Gedeputeerde Ger Koopmans zit vol dadendrang. Hij heeft zich onder andere de portefeuille cultuur eigen gemaakt en wil nogal wat veranderingen in het cultuurbeleid aanbrengen. Dat kan niet wachten tot de verkiezingen of een algemene herbezinning van het Beleidskader Cultuur die over een goed halfjaar op de rol staat. Maar voor beleidswijzigingen moet je bij Provinciale Staten zijn en dus heeft hij de Accentennotitie Cultuur ‘Bloeiend Limburg’ geschreven. (In zijn hele taalgebruik spreekt hij van ‘ik’.) En dus ‘jast’ Ger Koopmans in een week tijd de notitie door de Staten (5-12 commissie Cultuur en 12-12 PS).

 

 

Nu moet ik erkennen dat er inhoudelijk weinig opmerkingen te maken zijn over de Accentennotitie en daar kon GroenLinks, net als de rest van Provinciale Staten mee instemmen. De genoemde initiatieven zijn allemaal oké. En of het slechts het verleggen is van ‘accenten’ of dat het gewone  beleidswijzigingen zijn, dat is kwestie van wat verhullend taalgebruik. Maar de notitie had wel het kenmerk van een echte beleidsnota op hoofdlijnen, die dus aan Ger Koopmans voldoende handelsruimte overlaat. Er staat niet in wat er daadwerkelijk gaat veranderen en hoeveel geld hiermee gemoeid is. Enerzijds is het gissen wat de hoeveelheid subsidie is die een nieuw initiatief mag verwachten, anderzijds is er ook sprake van afbouw. ‘Afbouw’ noemt de nota wel maar wordt in het geheel niet ingevuld.
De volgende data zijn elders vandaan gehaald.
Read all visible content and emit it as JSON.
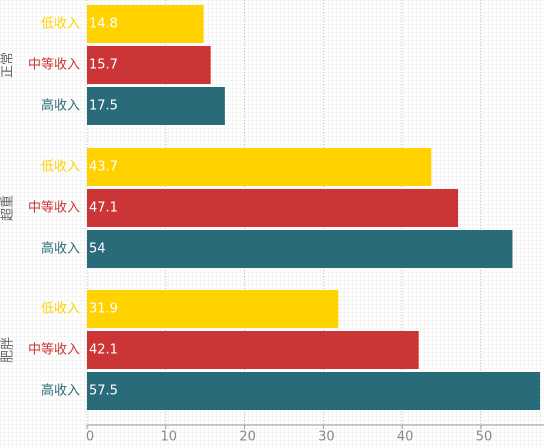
{
  "chart_data": {
    "type": "bar",
    "orientation": "horizontal",
    "categories": [
      "正常",
      "超重",
      "肥胖"
    ],
    "series": [
      {
        "name": "低收入",
        "color": "#ffd200",
        "values": [
          14.8,
          43.7,
          31.9
        ]
      },
      {
        "name": "中等收入",
        "color": "#cc3535",
        "values": [
          15.7,
          47.1,
          42.1
        ]
      },
      {
        "name": "高收入",
        "color": "#2a6b7a",
        "values": [
          17.5,
          54,
          57.5
        ]
      }
    ],
    "xlim": [
      0,
      58
    ],
    "xticks": [
      0,
      10,
      20,
      30,
      40,
      50
    ],
    "grid": true
  }
}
Krijgen bestaande initiatieven minder? Van dergelijke consequenties van onze beslissing willen we graag vooraf worden geïnformeerd. En we willen ook niet graag geconfronteerd worden met klagende organisaties waarvan de subsidie geheel of gedeeltelijk wordt ingetrokken.
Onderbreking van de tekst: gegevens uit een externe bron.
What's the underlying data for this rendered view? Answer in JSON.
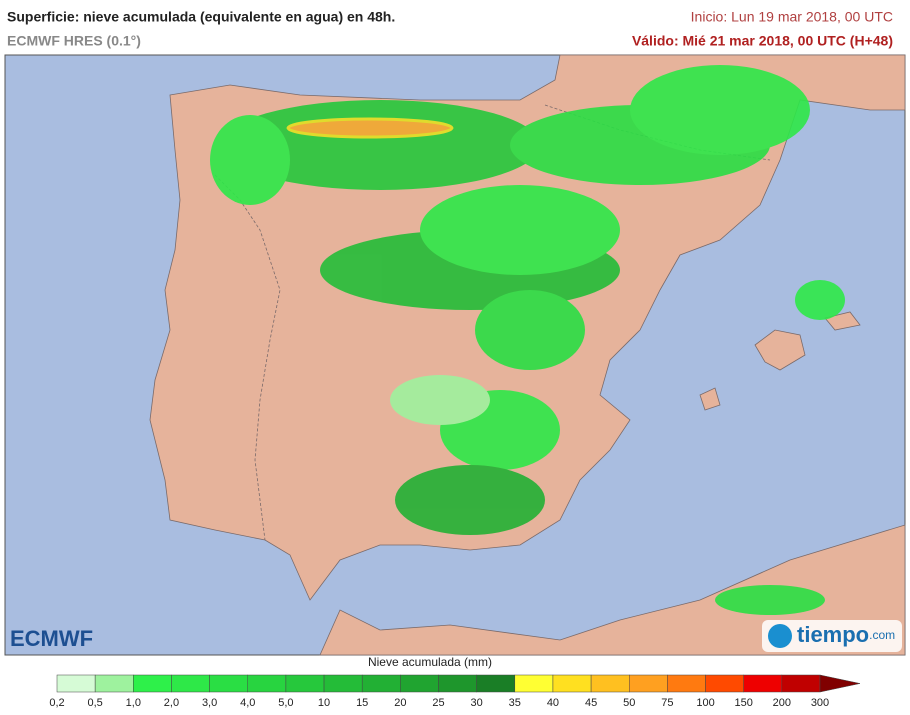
{
  "header": {
    "title": "Superficie: nieve acumulada (equivalente en agua) en 48h.",
    "model": "ECMWF HRES (0.1°)",
    "start": "Inicio: Lun 19 mar 2018, 00 UTC",
    "valid": "Válido: Mié 21 mar 2018, 00 UTC (H+48)"
  },
  "logos": {
    "left": "ECMWF",
    "right": "tiempo",
    "right_suffix": ".com"
  },
  "legend": {
    "title": "Nieve acumulada (mm)",
    "ticks": [
      "0,2",
      "0,5",
      "1,0",
      "2,0",
      "3,0",
      "4,0",
      "5,0",
      "10",
      "15",
      "20",
      "25",
      "30",
      "35",
      "40",
      "45",
      "50",
      "75",
      "100",
      "150",
      "200",
      "300"
    ],
    "colors": [
      "#d6fbd6",
      "#9ef29e",
      "#2ef04a",
      "#2ee848",
      "#2ade44",
      "#28d440",
      "#26c83c",
      "#24bc38",
      "#22b034",
      "#20a430",
      "#1e962c",
      "#1a7e26",
      "#ffff33",
      "#ffe020",
      "#ffc020",
      "#ffa020",
      "#ff7a10",
      "#ff4a00",
      "#ee0000",
      "#c00000"
    ],
    "arrow_color": "#800000"
  }
}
Hij noemde nog het bibliotheekbeleid, waar naar zijn mening efficiënter werken een besparing van € 400.000 zou kunnen opleveren? Maar Ger Koopmans ging niet mee met dat ‘vooraf’. We krijgen via een jaarlijkse rapportage een overzicht van de GS-besluiten tot toekenning van de subsidies. Maar dan heeft de gedeputeerde er al zijn stempel op gezet.

 

Tijdens de behandeling in de commissie gaf Ger Koopmans aan dat hij in het vervolg niet meer initiatieven in de trant van ‘het Jaar van ….’ wil steunen. Er waren weliswaar recent twee goede initiatieven Jaar van de Mijnen en ‘1914’, maar dat was niet voldoende voor het steunen van dit concept.

Want waarom zou een jaarlijks feest van oude burgerwachten wel een structurele bijdrage moeten krijgen en andere belangwekkende cultuurhistorische evenementen niet? En dat terwijl het Oud Limburgs Schuttersfeest met een beetje mooi weer best zichzelf bedruipt.

Ik vroeg dan ook of er niet beter gezocht kan worden naar goede inhoudelijke criteria om een initiatief wel of niet positief te bejegenen. Maar Ger vond de uitvoeringskosten van deze eenmalige evenementen te hoog.

 

De zeer wel bespraakte en wat het politieke proces betreft gepokt en gemazelde Koopmans had wel nog een ander ijzer in het vuur om de Staten en in het bijzonder GroenLinks te paaien. Hij wilde de motie Brugman (onze fractievoorzitter) nieuw leven inblazen. In deze door PS aangenomen motie werd enkele jaren geleden geconstateerd dat de cultuurgelden wel voor een erg groot deel in Maastricht terecht komen. Een betere spreiding over de provincie is gewenst.

Tegen het weer oppakken van de motie kan je natuurlijk geen bezwaar hebben. Wel heb ik toegevoegd dat een criterium de bevolkingsaantallen per regio kunnen zijn. Kort door de bocht geredeneerd zou Parkstad Limburg twee keer zoveel geld kunnen krijgen als Maastricht. (Bespeur ik enig besmuikt gelach in de zaal?) Maar nog belangrijker is het om initiatieven te steunen die de moeite waard zijn. En zowel in Noord-Limburg / Venlo als in Parkstad Limburg / Heerlen zijn er voldoende initiatieven die de moeite waard zijn.